All bets should be off
If there’s one thing this country loves as much as football, it’s betting on football. The Times claims to have seen industry figures showing £2.5bn will be wagered during the World Cup. Two. Point. Five. Billion. Pounds.
Want more? According to Bonuscodebets.co.uk, £150m was bet on England’s game against Tunisia – that’s £11 for every one of us who watched the game in full.
ITV’s coverage has been soaked in gambling advertising – roughly a fifth according to analysts. And with no consideration to time of day or audience. Despite my best efforts to channel hop during commercial breaks, my kids, 7 and 9, are now all too familiar with the sound of Ray Winston’s voice. Fond though I am of Mr Winston, I’m not happy about this. Not happy at all.
We have a MASSIVE gambling problem in this country. An NHS report published last year indicated there are 593,000 problem gamblers in the UK, an increase of more than double in a decade. A survey by The National Problem Gambling Clinic in 2015 recorded an average debt of £16,615 among its clients. Last year, Gamble Aware said people with online gambling problems spend an average of £98 a day on gambling and place up to 90 bets a day. The total lost by Brits gambling online in the 12 months to June this year? £4.68bn. That’s up by 136 per cent since 2010, according to the Gambling Commission – hardly surprising given you can now gamble away your life savings by tapping your smartphone.
Those are frightening statistics totally lost in slow-mo captures of twenty-something blokes with Noel Gallagher haircuts and retro football shirts throwing their pints in the air when their bet on Harry Kane scoring first comes good (gambling is the last untouched bastion of lad culture). Talking of those blokes, Gamble Aware says young, unmarried, unemployed men are most at risk of developing a gambling problem.

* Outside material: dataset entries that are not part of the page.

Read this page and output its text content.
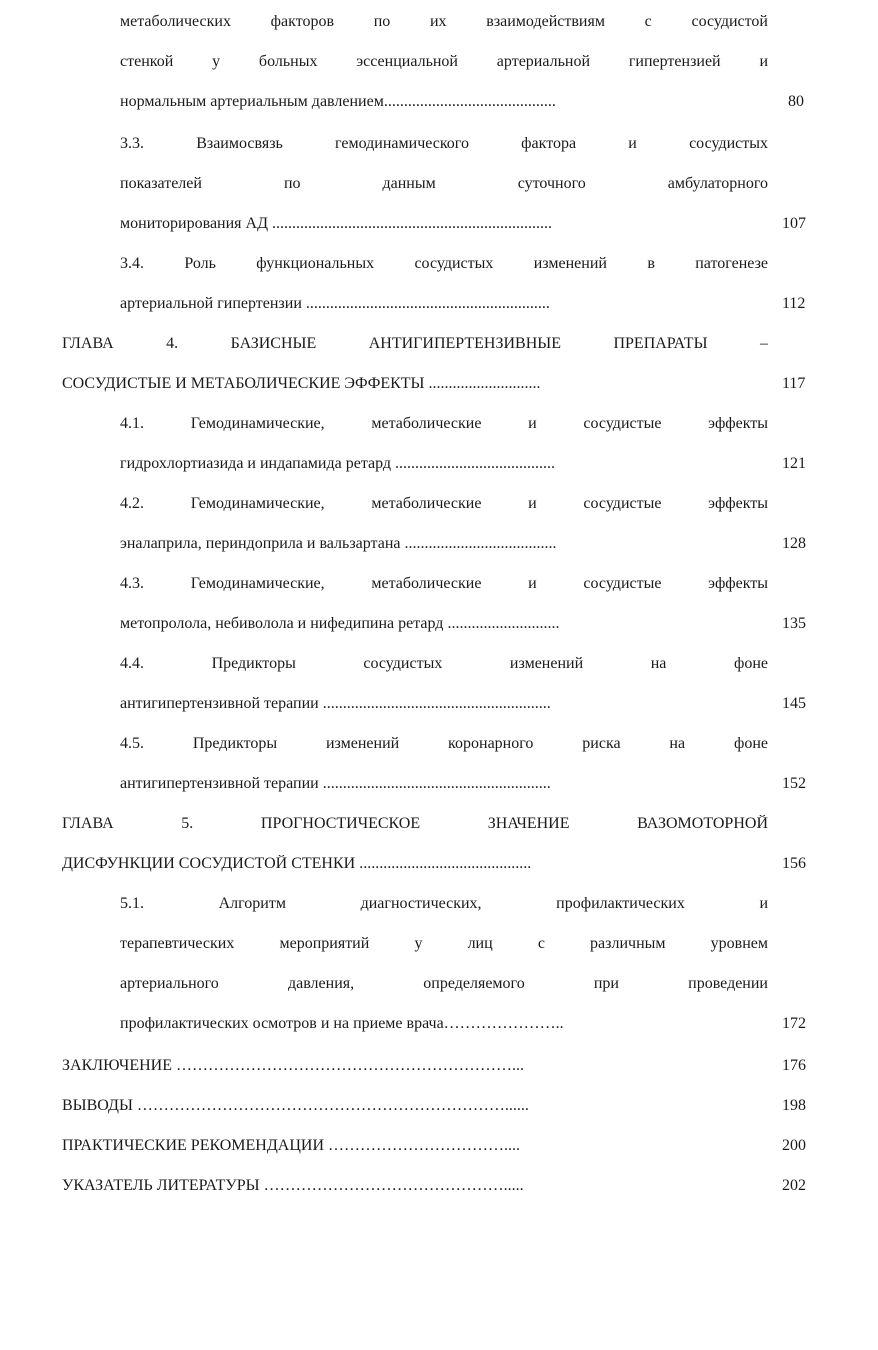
метаболических факторов по их взаимодействиям с сосудистой
стенкой у больных эссенциальной артериальной гипертензией и
нормальным артериальным давлением...........................................	80
3.3. Взаимосвязь гемодинамического фактора и сосудистых
показателей по данным суточного амбулаторного
мониторирования АД ......................................................................	107
3.4. Роль функциональных сосудистых изменений в патогенезе
артериальной гипертензии .............................................................	112
ГЛАВА 4. БАЗИСНЫЕ АНТИГИПЕРТЕНЗИВНЫЕ ПРЕПАРАТЫ –
СОСУДИСТЫЕ И МЕТАБОЛИЧЕСКИЕ ЭФФЕКТЫ ............................	117
4.1. Гемодинамические, метаболические и сосудистые эффекты
гидрохлортиазида и индапамида ретард ........................................	121
4.2. Гемодинамические, метаболические и сосудистые эффекты
эналаприла, периндоприла и вальзартана ......................................	128
4.3. Гемодинамические, метаболические и сосудистые эффекты
метопролола, небиволола и нифедипина ретард ............................	135
4.4. Предикторы сосудистых изменений на фоне
антигипертензивной терапии .........................................................	145
4.5. Предикторы изменений коронарного риска на фоне
антигипертензивной терапии .........................................................	152
ГЛАВА 5. ПРОГНОСТИЧЕСКОЕ ЗНАЧЕНИЕ ВАЗОМОТОРНОЙ
ДИСФУНКЦИИ СОСУДИСТОЙ СТЕНКИ ...........................................	156
5.1. Алгоритм диагностических, профилактических и
терапевтических мероприятий у лиц с различным уровнем
артериального давления, определяемого при проведении
профилактических осмотров и на приеме врача…………………..	172
ЗАКЛЮЧЕНИЕ ………………………………………………………...	176
ВЫВОДЫ ……………………………………………………………......	198
ПРАКТИЧЕСКИЕ РЕКОМЕНДАЦИИ ……………………………....	200
УКАЗАТЕЛЬ ЛИТЕРАТУРЫ ……………………………………….....	202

Talk about marketing an addiction to a target audience.
What do we do about this? Well, we can continue to turn a blind eye and decide that it’s ok we squander our billions, or we can do what Italy has done and ban gambling ads. Just last week, the country put a blanket ban on all gambling-related products and services covering TV, websites, radio, sports clubs and so on. It will come into place on 1 January, 2019. It can be done. It should be done.
We banned tobacco advertising – on TV as long ago as 1965 – and we tightened up alcohol advertising, because booze and fags ruin lives. The odds on gambling doing the same are too high to ignore.
A shameful idea that should never have got off the ground
If beat them at their own game were the only proven success mantra in politics, then a plan to hoist a balloon over Parliament Square in the form a giant Trump baby would be the smartest play since, oooh, I don’t know – since Barack Obama ridiculed Donald Trump (yes, him again) at the White House Correspondents’ Dinner those few, long years ago. Saddiq Khan, the Mayor of London, has sanctioned this hyperinflated idea, and so later this week when President Trump visits the capital, he will be greeted by a floating effigy of his prepubescent self. What in the name of all that is sane is going on? Stooping to the level of playground taunt, Trump’s preferred medium, deprives us of any moral high ground and instead reduces us to sneering, pratfalling hypocrites. It’s puerile politics. And a shame on us. A smart-thinking people would ask the question – of what benefit will this be to international relations and the already strained special relationship as we try to navigate Brexit? Talk about popping a balloon while you’re trying to inflate it. Trump is an ass, but he is still a head of state and the leader of our closest ally. We have a duty to respect the title, even if we don’t respect the individual currently occupying it. It’s hard not to see this petty student prank as another refrain from the current narrative – to get our point across (and we’re so sure we’re right), we have to belittle you. It’s foolish, and nothing good will rise from it.
A new kind of hero
Heady days for folk who like their heroes ordinary. Banished into the World Cup hinterland go chest-beating popinjays Cristiano Ronaldo and Neymar, and in their place come Gareth Southgate and Harry Kane, plain men with sensible haircuts, who do towering things. It would be handy if we could create a rule here. Something along the lines of ‘nice guys always win’. But of course they don’t. For now, it doesn’t half feel good to see decent, humble, compassionate men showing the world how things should be done.